What is the limitation of $\Gamma(\frac{n+1}{2})/\Gamma(\frac{n}{2})$?

Question

What is the limitation of $$\frac{\Gamma\left(\frac{n+1}{2}\right)}{\Gamma\left(\frac{n}{2}\right)}$$ as $n \rightarrow \infty$?

If it diverges, could I get its divergence rate?

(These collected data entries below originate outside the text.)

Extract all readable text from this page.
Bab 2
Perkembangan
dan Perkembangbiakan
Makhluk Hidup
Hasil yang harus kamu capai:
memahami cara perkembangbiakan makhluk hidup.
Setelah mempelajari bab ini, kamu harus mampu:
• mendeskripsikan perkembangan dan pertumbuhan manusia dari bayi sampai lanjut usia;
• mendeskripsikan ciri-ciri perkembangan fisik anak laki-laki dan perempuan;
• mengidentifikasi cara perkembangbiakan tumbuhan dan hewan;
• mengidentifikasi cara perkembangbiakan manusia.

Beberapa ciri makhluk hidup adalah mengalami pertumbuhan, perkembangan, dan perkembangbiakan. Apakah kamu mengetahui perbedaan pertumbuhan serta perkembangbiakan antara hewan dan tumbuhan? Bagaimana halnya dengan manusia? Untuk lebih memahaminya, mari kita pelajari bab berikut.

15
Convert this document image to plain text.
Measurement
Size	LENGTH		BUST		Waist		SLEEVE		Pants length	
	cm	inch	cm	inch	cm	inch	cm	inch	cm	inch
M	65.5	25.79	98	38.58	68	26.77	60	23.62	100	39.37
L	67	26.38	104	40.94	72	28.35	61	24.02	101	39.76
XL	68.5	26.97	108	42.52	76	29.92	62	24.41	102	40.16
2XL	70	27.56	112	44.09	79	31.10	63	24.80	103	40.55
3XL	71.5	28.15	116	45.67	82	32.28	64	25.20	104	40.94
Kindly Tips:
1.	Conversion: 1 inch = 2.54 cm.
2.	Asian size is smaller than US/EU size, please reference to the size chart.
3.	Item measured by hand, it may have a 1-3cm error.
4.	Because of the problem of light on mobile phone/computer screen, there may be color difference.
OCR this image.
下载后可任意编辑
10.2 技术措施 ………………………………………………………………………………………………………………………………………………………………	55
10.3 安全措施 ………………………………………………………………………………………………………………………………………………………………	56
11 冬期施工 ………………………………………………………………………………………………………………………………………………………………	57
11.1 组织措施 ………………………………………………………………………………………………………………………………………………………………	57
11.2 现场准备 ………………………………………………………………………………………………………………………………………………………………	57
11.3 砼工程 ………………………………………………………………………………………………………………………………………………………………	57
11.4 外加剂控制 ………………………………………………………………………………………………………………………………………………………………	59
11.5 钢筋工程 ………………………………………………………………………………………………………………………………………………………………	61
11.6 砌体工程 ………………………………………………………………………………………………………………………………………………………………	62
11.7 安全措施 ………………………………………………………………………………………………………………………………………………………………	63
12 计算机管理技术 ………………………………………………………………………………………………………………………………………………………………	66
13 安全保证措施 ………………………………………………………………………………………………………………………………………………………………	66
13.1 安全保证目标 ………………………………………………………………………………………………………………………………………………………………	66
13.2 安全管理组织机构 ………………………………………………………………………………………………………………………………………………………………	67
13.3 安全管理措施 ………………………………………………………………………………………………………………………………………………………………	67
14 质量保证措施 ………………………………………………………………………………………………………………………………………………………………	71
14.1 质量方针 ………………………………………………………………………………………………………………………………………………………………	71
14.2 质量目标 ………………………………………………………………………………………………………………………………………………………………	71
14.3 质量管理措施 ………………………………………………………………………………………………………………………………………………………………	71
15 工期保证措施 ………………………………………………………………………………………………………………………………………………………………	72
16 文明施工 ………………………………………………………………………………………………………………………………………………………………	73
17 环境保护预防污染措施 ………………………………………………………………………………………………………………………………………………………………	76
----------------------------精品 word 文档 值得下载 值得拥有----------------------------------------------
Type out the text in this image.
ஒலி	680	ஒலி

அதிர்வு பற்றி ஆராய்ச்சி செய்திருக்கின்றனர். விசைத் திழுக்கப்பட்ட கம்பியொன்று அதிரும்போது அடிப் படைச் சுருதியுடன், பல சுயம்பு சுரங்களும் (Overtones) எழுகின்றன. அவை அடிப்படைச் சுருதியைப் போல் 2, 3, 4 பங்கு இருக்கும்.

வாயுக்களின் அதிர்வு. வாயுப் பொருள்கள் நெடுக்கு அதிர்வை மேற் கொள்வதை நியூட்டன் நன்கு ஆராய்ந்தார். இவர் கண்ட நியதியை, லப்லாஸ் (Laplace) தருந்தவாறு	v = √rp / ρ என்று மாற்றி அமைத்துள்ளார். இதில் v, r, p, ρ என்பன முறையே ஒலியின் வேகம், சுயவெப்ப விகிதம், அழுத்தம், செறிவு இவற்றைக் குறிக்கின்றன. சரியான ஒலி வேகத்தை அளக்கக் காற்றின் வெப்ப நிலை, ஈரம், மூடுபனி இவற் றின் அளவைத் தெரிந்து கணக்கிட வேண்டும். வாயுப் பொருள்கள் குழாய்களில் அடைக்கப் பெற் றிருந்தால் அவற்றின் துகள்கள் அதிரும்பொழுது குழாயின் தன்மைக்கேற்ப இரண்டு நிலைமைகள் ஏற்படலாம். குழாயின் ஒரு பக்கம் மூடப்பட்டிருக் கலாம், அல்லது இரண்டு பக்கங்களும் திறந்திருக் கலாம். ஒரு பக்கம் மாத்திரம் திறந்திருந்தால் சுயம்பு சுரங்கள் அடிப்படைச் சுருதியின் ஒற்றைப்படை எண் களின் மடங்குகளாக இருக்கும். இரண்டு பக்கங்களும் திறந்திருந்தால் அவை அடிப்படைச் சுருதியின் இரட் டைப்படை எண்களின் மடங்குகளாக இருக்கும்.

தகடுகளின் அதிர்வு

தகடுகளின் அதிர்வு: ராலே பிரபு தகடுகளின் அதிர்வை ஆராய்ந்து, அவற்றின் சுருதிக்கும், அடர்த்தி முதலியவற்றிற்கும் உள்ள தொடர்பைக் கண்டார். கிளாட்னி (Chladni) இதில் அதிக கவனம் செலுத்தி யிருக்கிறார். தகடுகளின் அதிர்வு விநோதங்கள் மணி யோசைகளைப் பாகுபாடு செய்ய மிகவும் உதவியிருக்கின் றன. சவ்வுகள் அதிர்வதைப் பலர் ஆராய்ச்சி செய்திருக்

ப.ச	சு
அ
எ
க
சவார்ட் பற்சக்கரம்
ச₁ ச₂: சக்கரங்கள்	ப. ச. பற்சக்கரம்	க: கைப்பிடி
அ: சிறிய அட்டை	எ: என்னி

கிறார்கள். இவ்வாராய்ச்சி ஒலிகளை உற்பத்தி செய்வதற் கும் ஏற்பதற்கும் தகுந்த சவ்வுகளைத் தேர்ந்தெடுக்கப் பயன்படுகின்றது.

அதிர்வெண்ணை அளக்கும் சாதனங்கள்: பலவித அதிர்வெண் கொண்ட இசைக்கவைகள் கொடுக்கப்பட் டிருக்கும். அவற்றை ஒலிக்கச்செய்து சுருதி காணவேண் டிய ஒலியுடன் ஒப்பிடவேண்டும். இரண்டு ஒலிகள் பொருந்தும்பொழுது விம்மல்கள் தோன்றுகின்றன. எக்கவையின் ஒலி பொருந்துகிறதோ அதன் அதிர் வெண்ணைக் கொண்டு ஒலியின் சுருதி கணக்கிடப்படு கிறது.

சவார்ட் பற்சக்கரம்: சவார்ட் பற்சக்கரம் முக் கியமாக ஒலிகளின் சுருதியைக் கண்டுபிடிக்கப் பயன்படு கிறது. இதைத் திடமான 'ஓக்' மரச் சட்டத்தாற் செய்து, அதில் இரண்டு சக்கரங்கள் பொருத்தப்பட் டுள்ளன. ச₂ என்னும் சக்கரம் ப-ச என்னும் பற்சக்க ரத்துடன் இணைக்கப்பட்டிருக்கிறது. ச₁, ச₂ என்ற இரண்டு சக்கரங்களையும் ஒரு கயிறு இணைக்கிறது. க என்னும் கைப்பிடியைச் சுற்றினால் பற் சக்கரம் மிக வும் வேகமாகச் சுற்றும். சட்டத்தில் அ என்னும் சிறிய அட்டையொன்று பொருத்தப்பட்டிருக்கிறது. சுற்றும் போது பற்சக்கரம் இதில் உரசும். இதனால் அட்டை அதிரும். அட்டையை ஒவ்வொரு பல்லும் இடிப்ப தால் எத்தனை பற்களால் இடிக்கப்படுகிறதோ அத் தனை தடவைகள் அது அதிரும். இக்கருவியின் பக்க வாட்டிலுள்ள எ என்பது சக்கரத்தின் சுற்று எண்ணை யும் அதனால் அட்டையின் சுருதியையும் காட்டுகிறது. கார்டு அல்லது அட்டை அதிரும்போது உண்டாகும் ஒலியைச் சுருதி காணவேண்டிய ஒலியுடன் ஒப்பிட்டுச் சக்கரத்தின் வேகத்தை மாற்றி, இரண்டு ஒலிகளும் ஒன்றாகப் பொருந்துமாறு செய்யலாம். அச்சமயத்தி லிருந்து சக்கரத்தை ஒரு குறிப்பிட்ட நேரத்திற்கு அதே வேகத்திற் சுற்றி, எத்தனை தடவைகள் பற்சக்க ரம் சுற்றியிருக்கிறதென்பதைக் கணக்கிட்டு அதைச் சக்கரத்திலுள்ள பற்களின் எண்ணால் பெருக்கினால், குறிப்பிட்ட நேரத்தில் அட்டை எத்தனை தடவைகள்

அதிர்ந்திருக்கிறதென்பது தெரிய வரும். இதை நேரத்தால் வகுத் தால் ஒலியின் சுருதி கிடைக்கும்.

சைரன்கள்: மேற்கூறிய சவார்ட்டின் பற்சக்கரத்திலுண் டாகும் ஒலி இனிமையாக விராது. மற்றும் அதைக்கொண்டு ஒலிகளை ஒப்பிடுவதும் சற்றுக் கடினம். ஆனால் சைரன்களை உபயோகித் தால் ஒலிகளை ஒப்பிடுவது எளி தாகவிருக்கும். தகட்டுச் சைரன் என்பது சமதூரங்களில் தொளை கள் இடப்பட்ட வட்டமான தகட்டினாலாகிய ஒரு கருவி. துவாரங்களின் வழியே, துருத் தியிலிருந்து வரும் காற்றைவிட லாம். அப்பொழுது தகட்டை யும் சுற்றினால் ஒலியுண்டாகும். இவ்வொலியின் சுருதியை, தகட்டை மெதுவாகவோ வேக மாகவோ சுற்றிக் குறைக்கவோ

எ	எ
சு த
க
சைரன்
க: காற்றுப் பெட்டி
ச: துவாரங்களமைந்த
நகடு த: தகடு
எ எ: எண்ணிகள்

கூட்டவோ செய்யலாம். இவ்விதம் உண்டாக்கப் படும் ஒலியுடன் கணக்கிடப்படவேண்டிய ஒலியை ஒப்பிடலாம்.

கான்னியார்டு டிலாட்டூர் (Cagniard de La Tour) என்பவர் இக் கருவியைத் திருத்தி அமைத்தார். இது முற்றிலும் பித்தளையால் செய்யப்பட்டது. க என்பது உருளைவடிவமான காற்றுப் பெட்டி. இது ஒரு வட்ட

$\Gamma(x)$ is the gamma function here.

Answer 1

Stirling's formula

$$\log \Gamma(z) = \bigl(z-\tfrac{1}{2}\bigr) \log z - z + \tfrac{1}{2} \log (2\pi) + O\left(\frac{1}{\operatorname{Re} z}\right)$$

gives us

\begin{align} \log \Gamma\bigl(z+\tfrac{1}{2}\bigr) - \log \Gamma(z) &= z\log\bigl(z+\tfrac{1}{2}\bigr) - \bigl(z-\tfrac{1}{2}\bigr)\log z - \tfrac{1}{2} + O\left(\frac{1}{\operatorname{Re} z}\right)\\ &= \tfrac{1}{2}\log z - \tfrac{1}{2} + z\log\left(1 + \tfrac{1}{2z}\right) + O\left(\frac{1}{\operatorname{Re} z}\right)\\ &= \tfrac{1}{2}\log z + O\left(\frac{1}{\operatorname{Re} z}\right) \end{align}

and hence

$$\frac{\Gamma\bigl(\frac{n+1}{2}\bigr)}{\Gamma\bigl(\frac{n}{2}\bigr)} \sim \sqrt{\frac{n}{2}}.$$

Answer 2

Let: $$A_n\triangleq\frac{\Gamma\left(\frac{n+1}{2}\right)}{\Gamma\left(\frac{n}{2}\right)}.$$ Then: $$ A_n A_{n+1}=\frac{\Gamma\left(\frac{n+1}{2}\right)\Gamma\left(\frac{n+2}{2}\right)}{\Gamma\left(\frac{n}{2}\right)\Gamma\left(\frac{n+1}{2}\right)}=\frac{n}{2},$$ so $$ A_n\sim\sqrt\frac{n}{2},$$ since $\log\Gamma$ is convex.